MÁV
Pilot du rail et désormais d’un géant multimodal où se mêlent trains, autocars et HÉV, le groupe MÁV incarne une dépendance totale aux subsides étatiques et européens pour éviter que la mécanique ne casse sous le poids du réseau et du matériel.
À propos de MÁV
1. Modèle économique
Le MÁV-csoport est un holding public autour du rail (infrastructure sous MÁV Zrt., transports de personnes après fusion) où les revenus combinent péages d’usage du réseau, contrats de service public, billets et cohérence tarifaire avec des bus longue distance. Depuis le 1er janvier 2025, MÁV-START, Volánbusz et MÁV-HÉV forment une entité unique de transport de voyageurs, avec des garanties sociétaires négociées en amont (Daily News Hungary). Les indicateurs « groupe » diffèrent souvent des fiches « maison mère » : en 2024, la communication consolidée évoque un chiffre d’affaires d’environ 1 248,5 milliards de forints (+1,75 %) et un effectif moyen de plus de 52 000 salariés, à comparer aux ~18 000 parfois cités pour l’entité juridique historique seule (rapports et budgets du groupe). La MÁV Zrt. affiche en parallèle un résultat net 2024 d’environ 12,2 milliards HUF contre ~35,6 milliards en 2023 sur la même base comptable (base CompanyWall.) : là se lit la contradiction d’un opérateur « stable » au chiffre d’affaires et instable au profit résiduel.
2. Impact réel
Le fer permet théoriquement de déplacer forte masse modal avec une intensité carbone bien inférieure au tout-routier, à condition d’une électrification suffisante et d’un parc roulant maintenu. La Hongrie progresse : des séries officielles placent environ 45,3 % du réseau sous caténaires fin 2023, soit plusieurs milliers de kilomètres électrifiés comparativement aux années précédentes (série CEIC).

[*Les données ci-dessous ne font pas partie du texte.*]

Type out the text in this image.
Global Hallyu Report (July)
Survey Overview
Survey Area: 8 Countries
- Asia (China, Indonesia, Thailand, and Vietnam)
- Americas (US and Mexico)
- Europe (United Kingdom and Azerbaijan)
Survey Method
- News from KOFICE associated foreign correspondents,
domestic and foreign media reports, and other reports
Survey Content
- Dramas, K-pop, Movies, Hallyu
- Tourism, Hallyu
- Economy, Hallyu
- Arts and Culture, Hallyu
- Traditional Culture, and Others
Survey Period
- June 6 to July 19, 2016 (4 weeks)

À l’échelle européenne, la documentation publique cite des millions de trains-voyageurs et des milliards de kilomètres-train pour une année donnée dans les années récentes, ce qui donne une idée brute de masse mobilisée sur le système dont MÁV est le cadre domestique principal (statistiques d’exploitation). Pour le hors-sol électrique, la littérature de politique publique (par ex. fiches ADEME sur le ferroviaire) rappelle que la part diesel reste un enjeu sur les lignes non électrifiées : la Hongrie n’y échappe pas tant que le mix « caténaire / thermique » reste aussi déséquilibré.

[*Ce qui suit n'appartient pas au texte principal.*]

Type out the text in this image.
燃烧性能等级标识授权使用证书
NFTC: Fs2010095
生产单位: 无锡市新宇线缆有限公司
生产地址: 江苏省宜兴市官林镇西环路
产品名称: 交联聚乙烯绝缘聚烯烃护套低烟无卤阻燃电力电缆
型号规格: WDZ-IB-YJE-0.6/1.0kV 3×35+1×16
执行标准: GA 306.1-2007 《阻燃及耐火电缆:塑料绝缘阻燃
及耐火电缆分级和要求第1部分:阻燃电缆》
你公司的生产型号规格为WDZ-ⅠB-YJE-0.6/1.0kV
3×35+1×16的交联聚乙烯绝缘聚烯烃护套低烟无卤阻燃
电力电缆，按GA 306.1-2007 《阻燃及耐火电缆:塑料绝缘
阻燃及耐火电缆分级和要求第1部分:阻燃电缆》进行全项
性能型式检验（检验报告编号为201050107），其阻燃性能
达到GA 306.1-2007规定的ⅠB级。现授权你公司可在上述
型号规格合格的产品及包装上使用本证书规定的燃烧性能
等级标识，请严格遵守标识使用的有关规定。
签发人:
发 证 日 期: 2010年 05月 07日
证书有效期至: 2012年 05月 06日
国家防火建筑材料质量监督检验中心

3. Innovations / partenariats
Le levier central est financier et infrastructurel : la BEI publie un programme de modernisation porté par MÁV Pályaműködtetési Zrt. et le ministère, avec un enveloppe de projet annoncée autour de 765 593 millions HUF et une contribution BEI autour de 382 796 millions HUF (ordre de 1 001 M€), signée en décembre 2025 (fiche projet BEI) — sujet largement commenté en presse budapestoise au 4e trimestre 2025 (Telex). Côté matériel, la presse spécialisée documente en 2025 l’arrivée de locomotives électriques d’occasion louées (flotte Akiem / série 490) en attendant des commandes neuves dotées d’ETCS (Railcolor News). Sur le ESG, le groupe annonce un premier rapport complet calé sur la loi CVIII/2023 pour 2026 (page ESG du groupe) : annonce utile, mais postérieure aux grands cycles d’investissement déjà engagés.
4. Greenwashing / zones grises
Un ferroviaire d’État qui prône le report modal tout en affaiblissant le droit de grève ne « décarbone » pas seulement la société : il politise la « souveraineté » du service. En avril 2025, une réforme impose un service minimum si drastique que la Vasutasok Szakszervezete juge le conflit social pratiquement contraint par le ministre (HVG) — tension datée et URL-sourcée, distincte des slogans climat. Sur l’industrie, l’acquisition de l’usine de Dunakeszi après la débâcle d’un ensemble endetté de ~50 milliards HUF illustre le risque de faillite en chaîne du rolling stock local quand l’État doit racheter des actifs pour éviter l’effondrement (Rolling Stock World). Enfin, recourir à des locomotives reconditionnées louées n’est pas un « greenwashing » publicitaire, mais un signal d’alarme : on compense la vétusté et les goulots d’entretien sans transformation profonde du parc (Railcolor News).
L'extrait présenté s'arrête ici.